Vor diesem Hintergrund gilt sowohl für McCormick als auch Syscoihre Akquisitionen dauerten Jahre.
Unilever hatte jahrelang Lebensmittelwerte verkauft, die Trennung seiner Eiscreme-Sparte im Dezember abgeschlossen und Hellmann’s und Knorr als größte verbleibende Lebensmittelmarken belassen. Als der neue CEO Fernando Fernandez begann, einen stärkeren Fokus auf Schönheit und Wellness zu signalisieren, wertete McCormick dies als Zeichen dafür, dass das Lebensmittelgeschäft verfügbar sei, sagte eine mit der Angelegenheit vertraute Quelle.
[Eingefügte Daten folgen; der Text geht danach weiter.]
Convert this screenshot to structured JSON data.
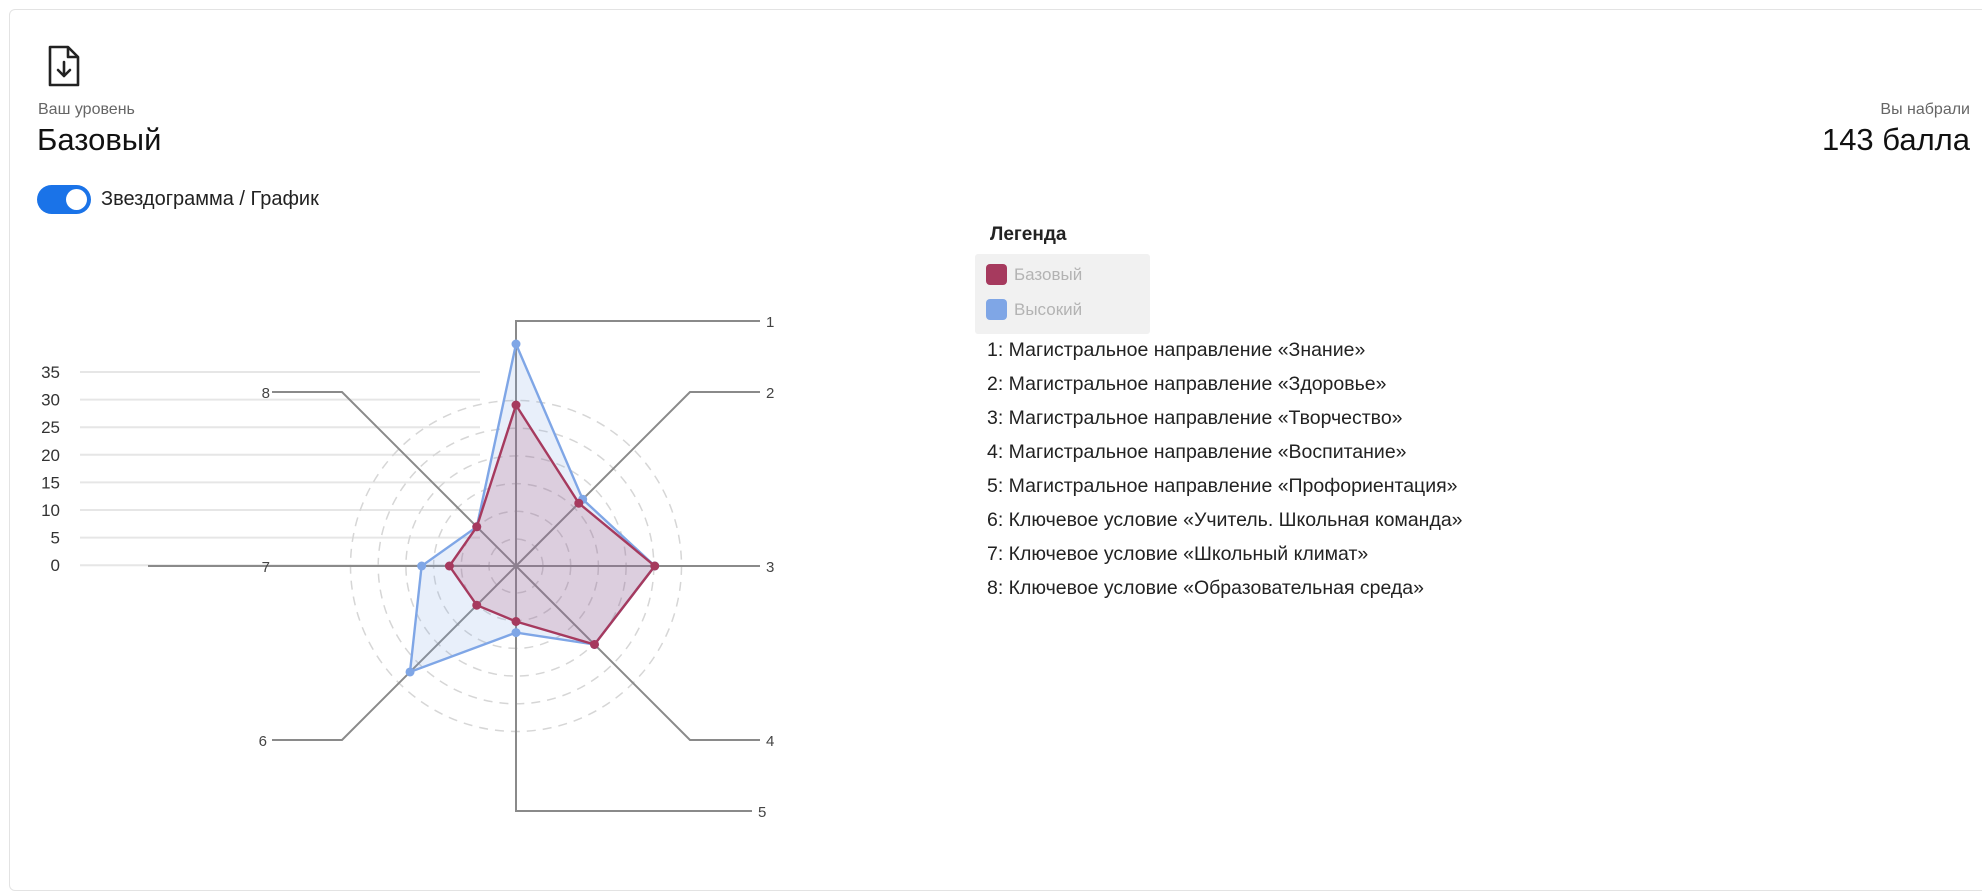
{
  "header": {
    "download_icon": "file-download-icon",
    "level_caption": "Ваш уровень",
    "level_value": "Базовый",
    "score_caption": "Вы набрали",
    "score_value": "143 балла"
  },
  "toggle": {
    "label": "Звездограмма / График",
    "on": true,
    "color": "#1a73e8"
  },
  "legend": {
    "title": "Легенда",
    "items": [
      {
        "label": "Базовый",
        "color": "#a63a5e"
      },
      {
        "label": "Высокий",
        "color": "#7fa6e6"
      }
    ]
  },
  "axes_descriptions": [
    "1: Магистральное направление «Знание»",
    "2: Магистральное направление «Здоровье»",
    "3: Магистральное направление «Творчество»",
    "4: Магистральное направление «Воспитание»",
    "5: Магистральное направление «Профориентация»",
    "6: Ключевое условие «Учитель. Школьная команда»",
    "7: Ключевое условие «Школьный климат»",
    "8: Ключевое условие «Образовательная среда»"
  ],
  "chart_data": {
    "type": "radar",
    "axes": [
      "1",
      "2",
      "3",
      "4",
      "5",
      "6",
      "7",
      "8"
    ],
    "ticks": [
      35,
      30,
      25,
      20,
      15,
      10,
      5,
      0
    ],
    "range": [
      0,
      35
    ],
    "series": [
      {
        "name": "Базовый",
        "color": "#a63a5e",
        "values": [
          29,
          16,
          25,
          20,
          10,
          10,
          12,
          10
        ]
      },
      {
        "name": "Высокий",
        "color": "#7fa6e6",
        "values": [
          40,
          17,
          25,
          20,
          12,
          27,
          17,
          10
        ]
      }
    ]
  }
}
Im September sagte Fernandez auf einer Barclays-Verbraucherkonferenz: „Ich habe sieben klare Prioritäten: mehr Schönheit, mehr Wohlbefinden, mehr Körperpflege, mehr Premium, mehr E-Commerce, mehr USA, mehr Indien … Schönheit und Körperpflege machen jetzt 51 % unseres Umsatzes aus und unser Ziel ist es, mittelfristig zwei Drittel unseres Umsatzes daraus zu machen.“
Bei Jetro Restaurant Depot war die Nachfolge eine treibende Kraft. Der Gründer des privaten Familienunternehmens, Nathan Kirsh, ist in seinen 90ern und seine Kinder leiten das Unternehmen nicht. Sie entschieden, dass Sysco das beste Zuhause für das Familienunternehmen sei, um es an die nächste Generation weiterzugeben, sagte Kevin Hourican, CEO von Sysco, Reuters in einem Interview.
Insbesondere Brown-Forman, Pernod RicardAuch Estée Lauder und Puig werden von Gründerfamilien unterstützt.
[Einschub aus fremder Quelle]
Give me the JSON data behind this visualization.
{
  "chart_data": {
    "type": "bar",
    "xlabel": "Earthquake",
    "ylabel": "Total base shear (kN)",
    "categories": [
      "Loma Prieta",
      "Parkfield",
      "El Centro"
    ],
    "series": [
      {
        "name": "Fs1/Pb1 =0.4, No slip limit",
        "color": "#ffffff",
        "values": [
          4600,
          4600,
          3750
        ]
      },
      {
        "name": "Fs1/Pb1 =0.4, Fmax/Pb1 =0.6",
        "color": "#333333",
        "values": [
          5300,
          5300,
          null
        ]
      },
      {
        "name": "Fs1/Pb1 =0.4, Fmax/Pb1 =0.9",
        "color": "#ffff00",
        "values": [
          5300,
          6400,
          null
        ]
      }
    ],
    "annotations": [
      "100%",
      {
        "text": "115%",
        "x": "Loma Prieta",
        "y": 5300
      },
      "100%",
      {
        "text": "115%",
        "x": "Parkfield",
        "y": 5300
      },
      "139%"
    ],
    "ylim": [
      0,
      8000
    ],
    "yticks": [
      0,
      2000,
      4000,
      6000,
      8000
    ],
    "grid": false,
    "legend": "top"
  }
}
„Sie haben ein Marktumfeld, das volatil war und wirklich keine Anzeichen einer Stabilisierung zeigt, daher sind Größe und Diversifizierung unglaublich wichtig“, sagte Jeannette Smits van Oyen, JPMorgans globale Leiterin des Consumer- und Retail-Investmentbankings. „Es ist auch kein Zufall, dass diese Entscheidungen in diesen Zeiten für Familienangehörige immer wichtiger werden, wenn es darum geht, zu beurteilen, wie ihre Alternativen aussehen könnten.“
Jeder Deal zwischen Brown-Forman und Pernod Ricard oder zwischen Estée Lauder und Puig wäre zumindest teilweise defensiv, sagten Analysten und mit den Unternehmen vertraute Quellen. Die Spirituosenindustrie sieht sich mit rückläufigen Umsätzen und einem Generationswechsel konfrontiert, da jüngere Verbraucher weniger trinken, während renommierte Kosmetikunternehmen unter dem Druck stehen, besser mit L’Oréal zu konkurrieren, nachdem sie letztes Jahr die Schönheitssparte von Kering übernommen haben.
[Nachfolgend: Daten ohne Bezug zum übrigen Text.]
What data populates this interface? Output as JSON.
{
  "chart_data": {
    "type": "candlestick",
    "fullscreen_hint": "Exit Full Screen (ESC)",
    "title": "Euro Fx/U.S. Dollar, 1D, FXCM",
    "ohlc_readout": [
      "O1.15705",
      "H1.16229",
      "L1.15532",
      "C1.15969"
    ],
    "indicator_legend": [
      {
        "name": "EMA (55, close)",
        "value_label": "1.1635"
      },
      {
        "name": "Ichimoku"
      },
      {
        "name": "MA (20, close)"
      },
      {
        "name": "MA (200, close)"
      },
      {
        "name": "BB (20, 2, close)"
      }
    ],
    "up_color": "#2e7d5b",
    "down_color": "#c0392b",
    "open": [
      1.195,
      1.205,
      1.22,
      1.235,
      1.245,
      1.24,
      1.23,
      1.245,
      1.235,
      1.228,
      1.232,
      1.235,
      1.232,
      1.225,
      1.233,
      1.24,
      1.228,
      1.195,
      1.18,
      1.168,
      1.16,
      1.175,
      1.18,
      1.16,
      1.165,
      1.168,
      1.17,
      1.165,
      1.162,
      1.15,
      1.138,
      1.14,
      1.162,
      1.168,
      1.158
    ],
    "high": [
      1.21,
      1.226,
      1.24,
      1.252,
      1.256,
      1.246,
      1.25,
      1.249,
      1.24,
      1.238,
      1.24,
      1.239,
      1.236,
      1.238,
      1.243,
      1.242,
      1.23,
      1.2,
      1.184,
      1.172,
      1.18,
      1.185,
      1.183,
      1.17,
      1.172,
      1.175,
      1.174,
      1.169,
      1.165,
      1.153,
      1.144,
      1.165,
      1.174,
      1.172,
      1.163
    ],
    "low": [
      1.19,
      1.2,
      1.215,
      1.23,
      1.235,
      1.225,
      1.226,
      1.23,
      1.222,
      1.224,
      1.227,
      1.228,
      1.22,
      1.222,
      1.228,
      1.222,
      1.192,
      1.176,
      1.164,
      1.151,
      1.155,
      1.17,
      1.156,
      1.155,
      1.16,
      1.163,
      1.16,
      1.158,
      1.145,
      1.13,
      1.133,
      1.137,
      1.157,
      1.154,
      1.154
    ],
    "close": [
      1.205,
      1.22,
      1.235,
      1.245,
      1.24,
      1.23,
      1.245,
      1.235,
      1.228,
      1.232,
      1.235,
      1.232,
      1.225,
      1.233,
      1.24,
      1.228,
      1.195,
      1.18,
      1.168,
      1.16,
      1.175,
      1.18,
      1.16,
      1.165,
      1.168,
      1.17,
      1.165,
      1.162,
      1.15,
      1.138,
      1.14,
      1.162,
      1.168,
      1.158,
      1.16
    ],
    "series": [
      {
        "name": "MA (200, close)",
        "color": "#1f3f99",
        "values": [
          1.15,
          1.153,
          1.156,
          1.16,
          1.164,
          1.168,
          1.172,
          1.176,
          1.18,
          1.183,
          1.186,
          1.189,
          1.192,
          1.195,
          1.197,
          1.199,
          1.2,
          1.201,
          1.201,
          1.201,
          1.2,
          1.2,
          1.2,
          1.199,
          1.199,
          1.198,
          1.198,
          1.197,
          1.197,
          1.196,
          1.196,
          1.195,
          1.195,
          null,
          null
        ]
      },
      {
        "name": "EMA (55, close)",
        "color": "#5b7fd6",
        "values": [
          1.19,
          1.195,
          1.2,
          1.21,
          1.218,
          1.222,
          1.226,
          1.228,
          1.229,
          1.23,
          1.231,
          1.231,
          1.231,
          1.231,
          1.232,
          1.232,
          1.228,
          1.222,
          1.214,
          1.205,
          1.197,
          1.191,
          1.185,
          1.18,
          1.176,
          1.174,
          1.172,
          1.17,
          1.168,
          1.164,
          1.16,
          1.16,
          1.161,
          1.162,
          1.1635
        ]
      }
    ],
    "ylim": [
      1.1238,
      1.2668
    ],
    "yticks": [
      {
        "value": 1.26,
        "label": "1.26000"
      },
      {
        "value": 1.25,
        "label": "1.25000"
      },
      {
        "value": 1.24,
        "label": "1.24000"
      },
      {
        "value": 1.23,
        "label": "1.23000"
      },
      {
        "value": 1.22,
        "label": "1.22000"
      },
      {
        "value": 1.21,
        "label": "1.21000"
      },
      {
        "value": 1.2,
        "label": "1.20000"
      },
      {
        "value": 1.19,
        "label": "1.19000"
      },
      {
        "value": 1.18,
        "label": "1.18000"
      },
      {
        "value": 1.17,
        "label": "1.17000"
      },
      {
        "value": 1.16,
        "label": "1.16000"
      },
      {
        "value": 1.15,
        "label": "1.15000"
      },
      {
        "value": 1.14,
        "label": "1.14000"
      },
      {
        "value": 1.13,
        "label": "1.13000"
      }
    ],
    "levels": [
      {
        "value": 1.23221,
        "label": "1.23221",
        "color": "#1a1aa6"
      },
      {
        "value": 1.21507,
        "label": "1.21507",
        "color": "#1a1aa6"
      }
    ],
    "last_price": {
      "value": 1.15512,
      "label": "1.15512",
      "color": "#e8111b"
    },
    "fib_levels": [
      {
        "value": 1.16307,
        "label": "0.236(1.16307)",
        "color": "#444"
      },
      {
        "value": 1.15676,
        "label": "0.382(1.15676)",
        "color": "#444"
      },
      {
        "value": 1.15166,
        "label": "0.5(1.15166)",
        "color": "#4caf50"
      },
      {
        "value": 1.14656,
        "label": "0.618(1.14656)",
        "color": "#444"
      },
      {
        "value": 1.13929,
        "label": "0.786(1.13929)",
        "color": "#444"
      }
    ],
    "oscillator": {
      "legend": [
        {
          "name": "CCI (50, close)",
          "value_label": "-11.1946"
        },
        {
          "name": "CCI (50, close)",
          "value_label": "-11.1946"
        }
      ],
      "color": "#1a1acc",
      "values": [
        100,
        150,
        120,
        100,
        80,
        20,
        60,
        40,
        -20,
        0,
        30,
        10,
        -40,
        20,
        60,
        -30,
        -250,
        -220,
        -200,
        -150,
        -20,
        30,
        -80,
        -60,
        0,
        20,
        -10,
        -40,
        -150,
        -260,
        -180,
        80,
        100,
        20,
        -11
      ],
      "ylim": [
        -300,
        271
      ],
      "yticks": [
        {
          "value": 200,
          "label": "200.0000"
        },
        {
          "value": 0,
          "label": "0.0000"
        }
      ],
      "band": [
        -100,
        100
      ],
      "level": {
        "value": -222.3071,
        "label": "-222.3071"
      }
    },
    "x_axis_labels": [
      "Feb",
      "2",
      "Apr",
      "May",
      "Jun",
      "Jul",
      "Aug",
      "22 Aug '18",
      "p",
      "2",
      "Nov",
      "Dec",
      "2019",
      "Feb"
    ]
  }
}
Verbraucherunternehmen stehen heute mehr denn je unter Druck, dem sich schnell verändernden Geschmack der Generationen einen Schritt voraus zu sein, sagte Mike Ross, PwCs Leiter für US-Verbrauchermarktgeschäfte. „Wir müssen viel agiler sein … und bereit sein, uns viel schneller an diese Signale anzupassen, als ich denke, dass diese Unternehmen jemals zuvor tun mussten“, sagte er.
Insgesamt deuten die Aktivitäten darauf hin, dass die Geschäftsdynamik in der Verbraucherbranche für den Rest des Jahres zunehmen wird.
„Diese Deals werden erst zustande kommen, wenn sie zustande kommen, und dann erzeugen Deals Deals“, sagte Smits van Oyen.